Future studies are needed to enhance the performance of automatic FER models for practical use in psychotherapeutic apps. Nevertheless, this study represents an important first step toward advancing emotion-focused psychotherapeutic interventions via smartphone apps.
从智能手机视频开发自动情绪识别模型是推广鼓励情感表达的心理治疗应用干预措施的关键一步。现有模型主要关注6种基本情绪,而忽略了其他与治疗相关的情绪。为支持这项研究,我们引入了新颖的通过情绪识别绿野仙踪进行减压训练(STREs WoZ)数据集,该数据集包含16种不同的、与治疗相关的情绪的面部视频。
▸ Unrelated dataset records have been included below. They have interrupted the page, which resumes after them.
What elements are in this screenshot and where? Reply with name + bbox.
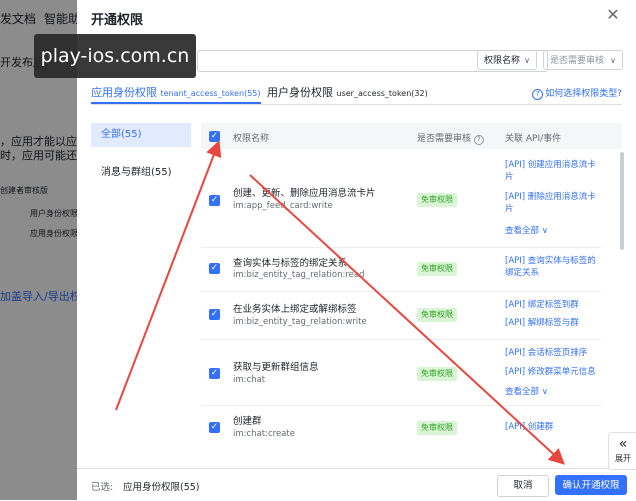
row-checkbox[interactable]: ✓ (209, 422, 220, 433)
confirm-permissions-button[interactable]: 确认开通权限 (555, 475, 627, 495)
table-scrollbar[interactable] (620, 152, 624, 250)
api-link[interactable]: [API] 删除应用消息流卡片 (505, 191, 601, 215)
review-badge: 免审权限 (417, 367, 457, 381)
permission-code: im:biz_entity_tag_relation:write (233, 317, 367, 327)
tab-token: tenant_access_token(55) (160, 89, 261, 98)
api-link[interactable]: [API] 修改群菜单元信息 (505, 366, 601, 378)
category-message-group[interactable]: 消息与群组(55) (91, 161, 191, 185)
expand-label: 展开 (615, 454, 631, 463)
drawer-footer: 已选: 应用身份权限(55) 取消 确认开通权限 (77, 468, 636, 501)
expand-panel-button[interactable]: « 展开 (608, 432, 636, 470)
api-link[interactable]: [API] 查询实体与标签的绑定关系 (505, 255, 601, 279)
permission-name: 在业务实体上绑定或解绑标签 (233, 304, 357, 315)
question-icon: ? (532, 89, 544, 100)
tab-user-permissions[interactable]: 用户身份权限 user_access_token(32) (267, 84, 428, 100)
api-link[interactable]: [API] 创建群 (505, 421, 601, 433)
header-review: 是否需要审核 ? (417, 131, 484, 145)
help-link-text: 如何选择权限类型? (545, 89, 622, 99)
review-filter-placeholder: 是否需要审核 (550, 56, 605, 66)
api-link[interactable]: [API] 解绑标签与群 (505, 317, 601, 329)
permission-name: 查询实体与标签的绑定关系 (233, 258, 348, 269)
view-all-text: 查看全部 (505, 387, 540, 397)
header-related-api: 关联 API/事件 (505, 134, 562, 144)
category-list: 全部(55) 消息与群组(55) (91, 123, 191, 199)
view-all-link[interactable]: 查看全部 ∨ (505, 385, 548, 397)
chevron-down-icon: ∨ (610, 56, 616, 65)
tab-label: 用户身份权限 (267, 86, 333, 99)
permission-name: 获取与更新群组信息 (233, 362, 319, 373)
category-all[interactable]: 全部(55) (91, 123, 191, 147)
selected-value: 应用身份权限(55) (123, 482, 200, 493)
view-all-link[interactable]: 查看全部 ∨ (505, 224, 548, 236)
tab-token: user_access_token(32) (336, 89, 428, 98)
permission-name-select-value: 权限名称 (484, 56, 521, 66)
header-review-label: 是否需要审核 (417, 134, 472, 144)
api-link[interactable]: [API] 创建应用消息流卡片 (505, 159, 601, 183)
permission-code: im:app_feed_card:write (233, 201, 333, 211)
select-all-checkbox[interactable]: ✓ (209, 131, 220, 142)
close-icon[interactable]: ✕ (604, 6, 622, 24)
api-link[interactable]: [API] 绑定标签到群 (505, 299, 601, 311)
review-badge: 免审权限 (417, 262, 457, 276)
header-permission-name: 权限名称 (233, 134, 270, 144)
permission-code: im:chat:create (233, 429, 295, 439)
tab-label: 应用身份权限 (91, 86, 157, 99)
api-link[interactable]: [API] 会话标签页排序 (505, 347, 601, 359)
review-filter-select[interactable]: 是否需要审核 ∨ (543, 50, 623, 70)
watermark: play-ios.com.cn (34, 34, 196, 78)
review-badge: 免审权限 (417, 193, 457, 207)
permission-name: 创建群 (233, 416, 262, 427)
table-row: ✓ 创建、更新、删除应用消息流卡片 im:app_feed_card:write… (201, 149, 601, 248)
table-row: ✓ 在业务实体上绑定或解绑标签 im:biz_entity_tag_relati… (201, 291, 601, 340)
row-checkbox[interactable]: ✓ (209, 309, 220, 320)
permission-type-tabs: 应用身份权限 tenant_access_token(55) 用户身份权限 us… (91, 78, 622, 105)
double-chevron-left-icon: « (618, 436, 628, 452)
selected-label: 已选: (91, 482, 114, 493)
table-row: ✓ 获取与更新群组信息 im:chat 免审权限 [API] 会话标签页排序 [… (201, 339, 601, 406)
table-row: ✓ 查询实体与标签的绑定关系 im:biz_entity_tag_relatio… (201, 247, 601, 292)
permission-name: 创建、更新、删除应用消息流卡片 (233, 188, 376, 199)
review-badge: 免审权限 (417, 421, 457, 435)
cancel-button[interactable]: 取消 (497, 475, 549, 497)
review-badge: 免审权限 (417, 308, 457, 322)
active-tab-indicator (91, 102, 261, 104)
table-row: ✓ 创建群 im:chat:create 免审权限 [API] 创建群 (201, 405, 601, 453)
drawer-title: 开通权限 (91, 13, 144, 28)
row-checkbox[interactable]: ✓ (209, 263, 220, 274)
permission-code: im:chat (233, 375, 266, 385)
chevron-down-icon: ∨ (541, 226, 548, 236)
info-icon[interactable]: ? (473, 135, 484, 145)
table-header: ✓ 权限名称 是否需要审核 ? 关联 API/事件 (201, 123, 622, 149)
row-checkbox[interactable]: ✓ (209, 368, 220, 379)
view-all-text: 查看全部 (505, 226, 540, 236)
row-checkbox[interactable]: ✓ (209, 195, 220, 206)
permission-name-select[interactable]: 权限名称 ∨ (477, 50, 537, 70)
permission-code: im:biz_entity_tag_relation:read (233, 270, 365, 280)
chevron-down-icon: ∨ (524, 56, 530, 65)
permission-type-help-link[interactable]: ? 如何选择权限类型? (532, 86, 622, 100)
tab-tenant-permissions[interactable]: 应用身份权限 tenant_access_token(55) (91, 84, 261, 100)
chevron-down-icon: ∨ (541, 387, 548, 397)
permission-table: ✓ 权限名称 是否需要审核 ? 关联 API/事件 ✓ 创建、更新、删除应用消息… (201, 123, 622, 453)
本研究旨在开发基于深度学习的自动面部情绪识别(FER)模型,用于二分类(积极与消极)和多分类情绪分类任务,评估模型的性能,并通过将模型与人类观察者进行比较来验证它们。
STREs WoZ数据集包含63个人的14412个面部视频,展示了16种情绪。这些自拍风格的视频是在减压训练期间,在非受限实验室环境中使用前置智能手机摄像头录制的。使用外观特征和深度学习特征进行二分类和多分类情绪分类的自动FER模型在STREs WoZ数据集上进行训练。外观特征基于面部动作编码系统,并使用OpenFace提取。深度学习特征通过ResNet50模型获得。对于我们的深度学习模型,我们使用外观特征、深度学习特征及其拼接作为输入。我们使用了3种基于循环神经网络(RNN)的架构:RNN-卷积、RNN-注意力和RNN-平均网络。为了进行验证,3名人类观察者也接受了二分类和多分类情绪识别的训练。自动FER模型和人类观察者都完成了一个包含16种情绪的3018个面部情绪视频的测试集。使用未加权平均召回率(UAR)和准确率来评估性能。
在两项任务中,使用外观特征的模型优于使用深度学习特征的模型,以及结合两种特征类型的模型,使用外观特征的注意力网络成为表现最佳的模型。注意力网络在二分类任务中实现了92.9%的UAR,在多分类任务中的准确率值范围为59.0%至90.0%。在二分类任务中,人类表现与自动FER模型相当,UAR为91.0%,在多分类任务中更优,准确率值范围为87.4%至99.8%。
未来需要开展研究以提高自动FER模型在心理治疗应用中的实际性能。尽管如此,本研究是通过智能手机应用推进以情绪为重点的心理治疗干预的重要第一步。